SQLTeam.com | Weblogs | Forums

Select AND logic rather than OR in table join

tsql
sql2008r2

#1
DECLARE @t1 TABLE(id INT);
INSERT INTO @t1(id)
VALUES(1);
INSERT INTO @t1(id)
VALUES(2);
INSERT INTO @t1(id)
VALUES(3);
DECLARE @t2 TABLE
(itemid INT,
 id     INT
);
INSERT INTO @t2
(itemid,
 id
)
VALUES
(1,
 1
);
INSERT INTO @t2
(itemid,
 id
)
VALUES
(1,
 2
);
INSERT INTO @t2
(itemid,
 id
)
VALUES
(1,
 3
);
INSERT INTO @t2
(itemid,
 id
)
VALUES
(2,
 1
);
INSERT INTO @t2
(itemid,
 id
)
VALUES
(2,
 2
);

-- this gives me the values in @t1 as 'OR' (1 or 2 or 3) found in @t2
SELECT DISTINCT
       A.itemid
FROM @t2 A
     INNER JOIN @t1 B ON A.id = B.id;
--itemid
--1
--2
-- but I need the 'AND' results; itemids from @t2 where ids are (1 and 2 and 3) from: select * from @t1
-- effectively like
-- select distinct itemid from @t2
-- where id=1 and id=2 and id=3

-- so expected result is:
--itemid
--1  
-- because only itemid=1 has a rows with all entries in @t2

#2

I have come up with this solution, could it be improved?

    SELECT itemid
FROM @t2 B
     INNER JOIN @t1 A ON B.id =A.id
WHERE B.id IN
(
    SELECT id
    FROM @t1
)
GROUP BY B.itemid
HAVING COUNT(*) =
(
    SELECT COUNT(*)
    FROM @t1
);

#3

Probably several ways to do this, not sure what the most efficient is. Here's my shot:

I don't think you want a JOIN, you don't actually want to use anything from table B - because you need 3 separate rows from Table B, but if you do need the rows then JOIN it three times (to prove that all 3 B.itemid do exist)

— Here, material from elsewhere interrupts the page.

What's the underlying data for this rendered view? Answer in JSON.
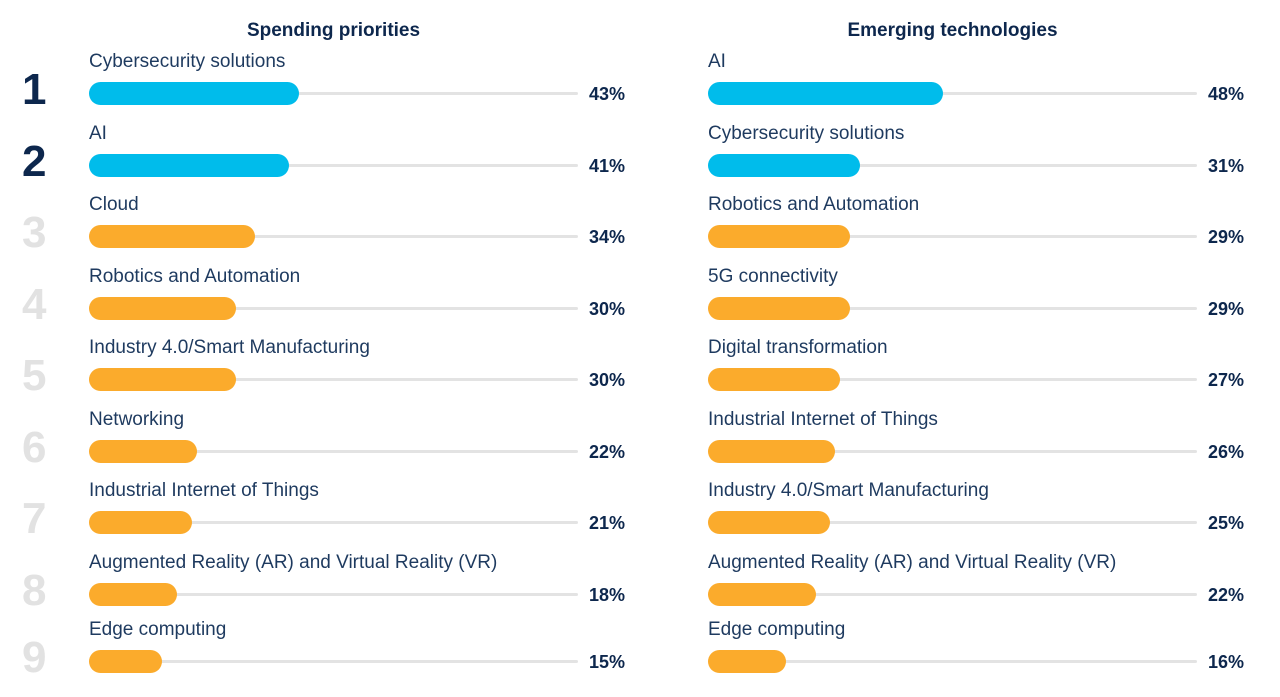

This assumes that there are no duplicate values for [itemid] for a given [id] value in Table B

; WITH CTE AS
(
    SELECT id
    FROM @t1 AS B
    WHERE itemid IN (1, 2, 3)
    GROUP BY id
    HAVING COUNT(*) = 3
)
SELECT DISTINCT
       A.itemid
FROM @t2 AS A
    JOIN CTE AS B
        ON B.id = A.id

#4

I think the low volume of replies in this case may reflect the ambiguity. Does the @t1 and @t2 reflect your actual data structure? Can an id exist in @t2 but not in @t1? Can you have duplicates in @t1? Aside from plugging in known values ie "HAVING count(*) = 3", which would have to be maintained manually so is not advised for any code that sits in place, would the very simplest option cover your data content?

SELECT b.itemid
FROM @t2 B
group by b.itemid
HAVING COUNT() = (SELECT COUNT() FROM @t1);

Try a few variations of solutions, but set statistics on, or look at execution plans to get a feel for what's most efficient for you. The above is incredibly simple, but assumes values in @t1 are unique. It also assumes that no id in @t2 will be missing from @t1.


#5

Answer to your questions:
Yes (for the sake of this question anyway),
yes and no
(apologies for the initial ambiguity)

it is for a tagging engine.
There are many rows 100s of 1000s of items in @t2
@t1 is the list of tags selected to use to search items with, so only a few (<20ish) but maybe there are chosen tags not found in any item in @t2 and certainly many items in @t2 with tags not chosen for the search in @t1.
I need two result lists one OR'd and one AND'd.


#6
SELECT DISTINCT
       A.itemid, B.B_Count
FROM @t2 AS A
    JOIN
    (
        SELECT B.id, COUNT(*) AS B_Count
        FROM @t1 AS B
        WHERE B.itemid IN (1, 2, 3)
        GROUP BY B.id
    ) AS B
        ON B.id = A.id

will give you the number of matches. B_Count=3 indicates that all items match, a lower number indicates the number of (tag) matches

Would that sort of approach help?


#7

@Kristen
yes it is a good idea because I can order by B_Count desc and so display a measure of relevance, thanks.